OpenBSD: Intel Core 2 Bugs

Submitted by Jeremy
on June 30, 2007 - 1:37pm

Theo de Raadt [interview] described an active effort by OpenBSD developers to work around "serious bugs in Intel's Core 2 cpu". He went on to explain, "these processors are buggy as hell, and some of these bugs don't just cause development/debugging problems, but will *ASSUREDLY* be exploitable from userland code. As is typical, BIOS vendors will be very late providing workarounds / fixes for these processors bugs. Some bugs are unfixable and cannot be worked around. Intel only provides detailed fixes to BIOS vendors and large operating system groups. Open Source operating systems are largely left in the cold." He provided a link to the full errata (in PDF format) as well as a graphical overview, summarizing:

"Note that some errata like AI65, AI79, AI43, AI39, AI90, AI99 scare the hell out of us. Some of these are things that cannot be fixed in running code, and some are things that every operating system will do until about mid-2008, because that is how the MMU has always been managed on all generations of Intel/AMD/whoeverelse hardware. Now Intel is telling people to manage the MMU's TLB flushes in a new and different way. Yet even if we do so, some of the errata listed are unaffected by doing so.

As I said before, hiding in this list are 20-30 bugs that cannot be worked around by operating systems, and will be potentially exploitable. I would bet a lot of money that at least 2-3 of them are."

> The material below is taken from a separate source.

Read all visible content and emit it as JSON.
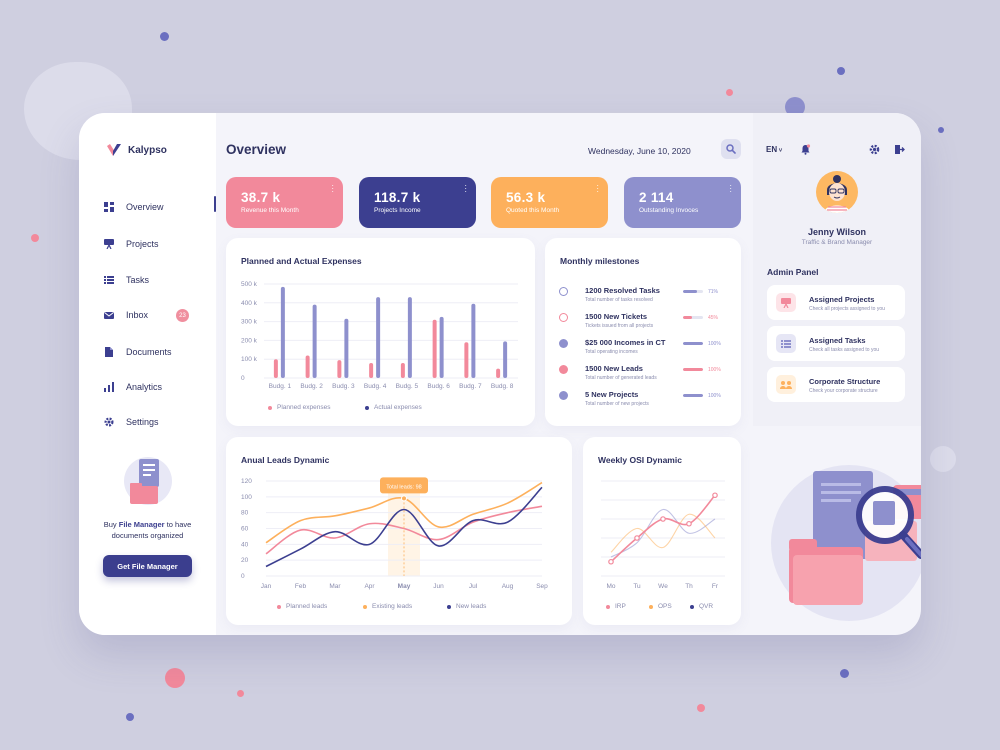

From: Theo de Raadt [email blocked]
To:  misc
Subject: Intel Core 2
Date: Wed, 27 Jun 2007 11:08:16 -0600

Various developers are busy implimenting workarounds for serious bugs
in Intel's Core 2 cpu.

These processors are buggy as hell, and some of these bugs don't just
cause development/debugging problems, but will *ASSUREDLY* be
exploitable from userland code.

As is typical, BIOS vendors will be very late providing workarounds /
fixes for these processors bugs.  Some bugs are unfixable and cannot
be worked around.  Intel only provides detailed fixes to BIOS vendors
and large operating system groups.  Open Source operating systems are
largely left in the cold.

Full (current) errata from Intel:

  http://download.intel.com/design/processor/specupdt/31327914.pdf

  - We bet there are many more errata not yet announced -- every month
    this file gets larger.
  - Intel understates the impact of these erraata very significantly.
    Almost all operating systems will run into these bugs.
  - Basically the MMU simply does not operate as specified/implimented
    in previous generations of x86 hardware.  It is not just buggy, but
    Intel has gone further and defined "new ways to handle page tables"
    (see page 58).
  - Some of these bugs are along the lines of "buffer overflow"; where
    a write-protect or non-execute bit for a page table entry is ignored.
    Others are floating point instruction non-coherencies, or memory
    corruptions -- outside of the range of permitted writing for the
    process -- running common instruction sequences.
  - All of this is just unbelievable to many of us.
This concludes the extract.